La Partie 1 note : « Il y a plus de 21.000 Bouddhistes dans le district de Don Duong et quelques 15 pagodes, toutes construites avant 1975 » (c’est-à-dire avant la prise de pouvoir par les communistes vietnamiens, ce qui signifie qu’elles appartiennent à l’EBUV). « Après la fondation du Sangha Bouddhiste du Vietnam (SBV, ou Eglise Bouddhiste du Vietnam (EBV), l’Eglise d’Etat) en 1981 sous la devise « Bouddhisme – Peuple – Socialisme » […], il y a eu des réussites, mais un certain nombre de bonzes et de nonnes du district ont connu des progrès limités… Un de ces cas est celui de Thich Tri Khai de la Pagode Giac Hai dans la ville de Thanh My, qui maintenant ne se conforme plus aux ordres du Bureau Bouddhiste de district [du SBV] et du Bureau Exécutif Bouddhiste de Lam Dong. En particulier, il soutient la soi-disant « Eglise Bouddhique Unifiée du Vietnam » dirigée par Thich Quang Do… Le 2 septembre 2007, Thich Tri Khai a déclaré qu’il était devenu le Directeur-adjoint du Comité provincial de l’EBUV de Lam Dong et qu’il dirigerait la Pagode [Giac Hai] sans plus prendre d’ordre de quiconque. Cette évolution a poussé le Comité Permanent sur les Affaires religieuses du PCV du district de Don Duong a adopter un plan de lutte contre les activités illégales de la soi-disant « Eglise Bouddhique Unifiée du Vietnam » de Thich Quang Do et de Thich Tri Khai dans sa Pagode Giac Hai, comme suit :
« 2. Objectifs et conditions requises : (1) la lutte contre les activités illégales de la soi-disant EBUV et de Thich Tri Khai est la lutte de l’Etat et du peuple tout entier contre le complot de l’» évolution pacifique » orchestré par les forces hostiles qui profitent de la religion pour s’opposer à l’Etat et saboter la grande tradition d’unité du peuple ; (2) [il faut] démasquer les activités religieuses de Thich Tri Khai en les exposant devant l’opinion publique (c’est-à-dire organiser des « sessions de dénonciation publique ». Très fréquente durant la Réforme Agraire au nord du pays dans les années 1950, cette méthode est régulièrement employée contre les dissidents politiques et religieux de nos jours au Vietnam, note du BIIB) ; (3) [il faut] lutter avec détermination contre les abus de Thich Tri Khai contre le Sangha Bouddhiste du Vietnam et son soutien à l’Eglise Bouddhique Unifiée du Vietnam afin de saper son autorité et l’isoler complètement, l’isoler non seulement de ses fidèles mais également des autres bonzes et nonnes, et ainsi prévenir la propagation de l’idéologie illégale de l’EBUV et de ses activités dans le district ».

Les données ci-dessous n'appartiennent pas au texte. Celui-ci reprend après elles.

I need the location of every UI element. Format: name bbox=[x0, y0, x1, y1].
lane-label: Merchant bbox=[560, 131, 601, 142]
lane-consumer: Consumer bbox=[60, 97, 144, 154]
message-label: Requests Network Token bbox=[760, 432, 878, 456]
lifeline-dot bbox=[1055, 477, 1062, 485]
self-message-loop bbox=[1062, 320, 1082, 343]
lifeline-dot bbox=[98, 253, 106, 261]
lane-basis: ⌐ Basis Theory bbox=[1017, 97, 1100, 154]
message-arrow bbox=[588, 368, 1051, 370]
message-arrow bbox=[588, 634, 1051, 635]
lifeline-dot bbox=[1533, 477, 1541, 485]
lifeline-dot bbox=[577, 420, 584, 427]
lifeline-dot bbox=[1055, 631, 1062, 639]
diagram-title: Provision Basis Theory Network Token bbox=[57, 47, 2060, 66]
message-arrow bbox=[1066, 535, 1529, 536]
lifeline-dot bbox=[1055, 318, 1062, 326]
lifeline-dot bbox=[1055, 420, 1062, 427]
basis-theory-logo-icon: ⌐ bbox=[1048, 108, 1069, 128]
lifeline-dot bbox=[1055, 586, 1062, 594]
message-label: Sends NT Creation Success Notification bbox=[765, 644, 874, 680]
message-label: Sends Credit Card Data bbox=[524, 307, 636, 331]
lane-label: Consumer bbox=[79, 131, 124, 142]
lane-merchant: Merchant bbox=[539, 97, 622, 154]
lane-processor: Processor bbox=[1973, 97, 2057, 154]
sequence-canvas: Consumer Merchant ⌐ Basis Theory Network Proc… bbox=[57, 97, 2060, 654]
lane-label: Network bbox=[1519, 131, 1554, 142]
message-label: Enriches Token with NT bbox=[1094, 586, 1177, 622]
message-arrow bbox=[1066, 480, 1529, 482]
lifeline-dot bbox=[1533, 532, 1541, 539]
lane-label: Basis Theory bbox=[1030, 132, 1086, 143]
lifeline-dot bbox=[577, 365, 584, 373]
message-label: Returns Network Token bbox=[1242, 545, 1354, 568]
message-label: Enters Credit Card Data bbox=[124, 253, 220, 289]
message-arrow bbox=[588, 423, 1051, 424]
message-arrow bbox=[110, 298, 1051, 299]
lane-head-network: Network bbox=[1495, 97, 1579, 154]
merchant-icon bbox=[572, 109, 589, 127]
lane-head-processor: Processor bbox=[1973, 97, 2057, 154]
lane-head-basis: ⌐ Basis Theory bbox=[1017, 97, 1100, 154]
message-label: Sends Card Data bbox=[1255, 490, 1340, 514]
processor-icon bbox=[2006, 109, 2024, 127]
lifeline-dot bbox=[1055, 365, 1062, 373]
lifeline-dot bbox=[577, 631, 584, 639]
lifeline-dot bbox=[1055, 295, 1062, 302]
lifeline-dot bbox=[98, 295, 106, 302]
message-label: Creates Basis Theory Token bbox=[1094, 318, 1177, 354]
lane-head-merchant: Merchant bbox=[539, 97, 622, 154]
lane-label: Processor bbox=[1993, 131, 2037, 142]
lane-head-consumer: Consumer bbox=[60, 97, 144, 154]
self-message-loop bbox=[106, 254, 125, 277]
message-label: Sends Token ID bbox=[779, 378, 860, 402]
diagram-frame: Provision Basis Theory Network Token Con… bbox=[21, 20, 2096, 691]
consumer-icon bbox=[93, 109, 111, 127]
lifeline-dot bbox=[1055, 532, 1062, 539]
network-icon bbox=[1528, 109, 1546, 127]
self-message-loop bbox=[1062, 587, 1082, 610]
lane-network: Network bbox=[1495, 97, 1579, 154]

3. Méthode de lutte : « La lutte contre Thich Tri Khai est synonyme de lutte du Bouddhisme [d’Etat] contre l’Eglise Bouddhique Unifiée du Vietnam. Le Bureau Bouddhiste de district, le Front de la Patrie et tous les organes et organisations concernées doivent étroitement se coordonner… afin de mobiliser les habitants locaux contre ceux qui profitent de la religion. Les autorités compétentes doivent rassembler des preuves sous la forme de plaintes des habitants et des fidèles concernant la moralité de Thich Tri Khai avant de lancer une accusation publique contre lui ». Ces plaintes seront alors transmises au Bureau du SBV, du Front de la Patrie et de la Sécurité au niveau provincial pour décider dautres actions.
Dans la section sur les Mesures à prendre, le document donne instruction aux sections locales du Département de la Propagande et de la Mobilisation, du Front de la Patrie, des organismes judiciaires, de la Sécurité, du Bureau Religieux du Peuple et du Comité Exécutif du PCV de la ville de Thanh My « de bien s’imprégner de ce Plan et de l’appliquer activement ».
Ce « Plan Secret » révèle l’abîme qui sépare le discours de la réalité des politiques religieuses du Vietnam :
a/ Le cas de Thich Tri Khai montre que l’Eglise d’Etat, le Sangha Bouddhiste du Vietnam (SBV), n’a aucun contrôle ou influence sur les affaires bouddhistes. Le « Plan » pour expulser Thich Tri Khai de la Pagode Giac Hai a été décidé par le Comité Permanent sur les Affaires religieuses du PCV local, qui ordonne au SBV. Pire, le SBV n’a même pas le droit d’appliquer directement les ordres du Parti mais doit attendre que ceux-ci soient « coordonnés » par le Département de la Propagande et de la Mobilisation du PCV, le Front de la Patrie, la Sécurité et le Comité Exécutif du Parti de la ville de Tanh My. Finalement, le SBV n’est qu’un outil politique du PCV.
b/ Le conflit avec Thich Tri Khai est dû à son soutien à l’EBUV mise hors-la-loi par le gouvernement et son refus de se soumettre au contrôle du SBV. Cependant, le « Plan » du Parti consiste à « saper son autorité », à l’» isoler », à collecter des « preuves » des habitants pour salir sa réputation — bref, à établir sa culpabilité « avant de lancer une accusation publique contre lui » en complète contravention avec la présomption d’innocence garantie par la Constitution vietnamienne. Mais cette stratégie a échoué. Comme l’a rapporté le BIIB au mois d’avril 2008, les autorités de Don Duong ont employé tous les moyens possibles, des harcèlements et des menaces jusqu’à l’offre de primes de 500.000 VND pour pousser les habitants à dénoncer Thich Tri Khai. Toutefois selement 12 personnes ont signé une pétition en faveur de son expulsion, tandis que 239 Bouddhistes lançaient une contre-pétition s’opposant à l’action du gouvernement.
c/ Le Comité Permanent sur les Affaire religieuses du PCV dénoncent les « activités illégales de la soi-disant « Eglise Bouddhique Unifiée du Vietnam » dirigée par Thich Quang Do ». Le Vietnam n’a cependant jamais pris de décision légale interdisant formellement l’EBUV. L’EBUV a par conséquent le droit de poursuivre légitimement ses activités religieuses.
d/ Selon le « calendrier » de la mise en œuvre de ce Plan, prévu dans la section 4 du document, le cas Thich Tri Khai aurait dû être « liquidé » avant novembre 2007. Or, en avril 2008, les efforts combinés de la multitude d’agences gouvernementales avaient échoué à retourner la population contre le bonze de l’EBUV, ce qui montre la solidité de la base bouddhiste en faveur de l’EBUV. Le Vietnam tente constamment de minimiser l’EBUV en prétendant qu’elle représente une « minorité ». En réalité, le Bouddhisme vietnamien représente la majorité silencieuse. Bien qu’il ne constitue pas un groupe voyant, les Bouddhistes constitue une force importante de gens prêts à braver l’injustice et la répression au jour le jour pour défendre leurs convictions.